The next few months may well prove to be the calm before the storm, both because summertime means we’re not paying as much to heat our homes, and the popularity of fixed mortgage rates in recent years means homeowners will only feel the pinch of bigger interest payments when they roll off their current deals. Higher interest rates are a pretty vicious cure for inflation because they pile even more pressure on households across the country who are already beginning to struggle financially. But they are the biggest weapon in the Bank of England’s armoury, and if the Bank hadn’t followed through with a 0.5% interest rate rise in the face of inflation rising to an expected 13%, its credibility would have been shattered, leaving the Governor with egg on his face.

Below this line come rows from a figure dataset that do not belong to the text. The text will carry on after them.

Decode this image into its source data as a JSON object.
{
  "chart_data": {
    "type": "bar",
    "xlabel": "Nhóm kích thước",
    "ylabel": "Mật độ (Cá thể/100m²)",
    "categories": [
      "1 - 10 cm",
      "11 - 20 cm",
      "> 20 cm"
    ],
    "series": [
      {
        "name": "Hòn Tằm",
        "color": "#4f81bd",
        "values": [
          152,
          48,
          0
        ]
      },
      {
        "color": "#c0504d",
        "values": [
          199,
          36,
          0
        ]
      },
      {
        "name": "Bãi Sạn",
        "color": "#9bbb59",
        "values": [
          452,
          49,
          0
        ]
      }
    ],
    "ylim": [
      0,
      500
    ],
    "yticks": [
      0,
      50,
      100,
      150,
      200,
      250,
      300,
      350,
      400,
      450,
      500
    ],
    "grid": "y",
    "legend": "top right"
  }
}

The Bank has also announced it’s going to start selling the bonds it bought as part of the QE programme, which will put further upward pressure on government borrowing costs. That’s particularly relevant of course given the fiscal debates going on in the Tory leadership contest, in which inflation and tax cuts have taken centre stage. These latest forecasts from the Bank of England will likely favour Liz Truss, who can use them to justify an adrenaline shot to the UK economy in the here and now, and point to mismanagement by the previous Chancellor, who, happily for her, happens to be the opponent.
But the reality is that UK politicians bear little responsibility for the current economic calamity, which is largely being driven by the after-effects of the pandemic and the war in Ukraine. By the same token, they also have limited powers to solve these problems, especially since the magic money tree is looking a bit worse for wear. Debt interest on UK borrowing is expected to be £87 billion this year, about the amount of money the government spends on education. And while tax cuts of course sound appealing, businesses and homeowners might also find that what they get back in their pocket from lower tax is simply pilfered by higher interest payments The Bank of England takes tax policy into account when setting interest rates, and if it thinks government largesse is going to boost inflation, it will have to tighten monetary policy more aggressively. It’s an incredibly difficult situation, with no obvious solution, and plenty of negative headlines in store, so good luck to whoever wins.”